The latest study, co-authored by Daniel Temple from George Mason University in Virginia and Vladimir Bazaliiskii with Irkutsk State University in Russia, was published Wednesday in the scientific journal PLOS ONE.
Lieverse said the cancer she and her partners found refutes a widely held belief that the disease is a modern phenomenon.
"We've had this perception that it was almost non-existent in antiquity, because people didn't live the same kind of lifestyle that we live now. They lived in these pure, toxin-free environments and they were very active and ate natural foods," she said.
"But it was more common than we like to think it was."
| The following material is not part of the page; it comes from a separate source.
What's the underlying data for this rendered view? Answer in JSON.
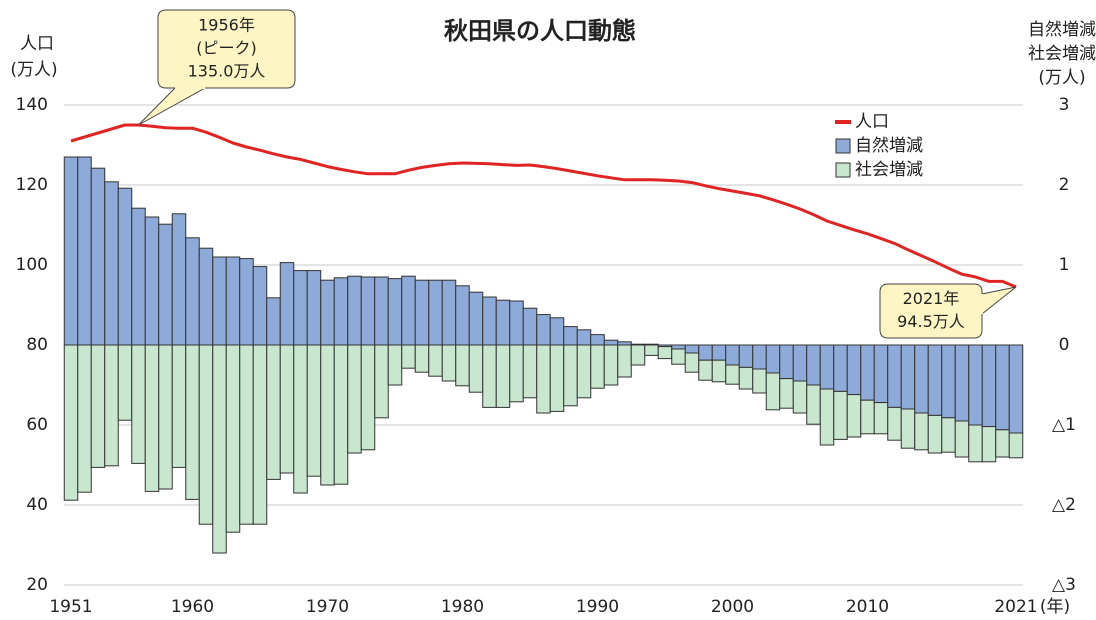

Smoke inhalation may have caused cancer
Lieverse speculates that as well as non-environmental factors, natural carcinogens played a role in ancient cancers. The man in the study was a hunter-gatherer, who would have built wood fires to keep warm in the cool climate. He would have often inhaled smoke, which could have given him lung cancer, she suggested.
It's a tragic story. It breaks your heart to think of what he went through.- Angela Lieverse, a bioarchaeologist
The cancer then ate holes throughout the man's bones, which were meticulously preserved and therefore easier to diagnose than typical remains.
Lieverse said as soon as she saw the skeleton in 2012, she recognized the marks left by cancer.
She had travelled to Russia as part of a project based at the University of Alberta that studied age-old hunter-gatherers in northeast Asia. But when she saw the bones of the man, her research began to focus on him.
She stayed for months documenting the remains and taking photographs.
Lieverse said the man had been buried in a small cemetery in the Cis-Baikal region. He was found in a fetal position in a circular pit with an intricately carved bone spoon, unlike most men of the time who were buried lying on their backs with their fishing or hunting gear.
He must have lived a distinct life in his community, she said, but he also would have experienced a most agonizing death. Near the end, he would have been nauseous, fatigued, unable to breathe and in constant pain.
"It's a tragic story. It breaks your heart to think of what he went through."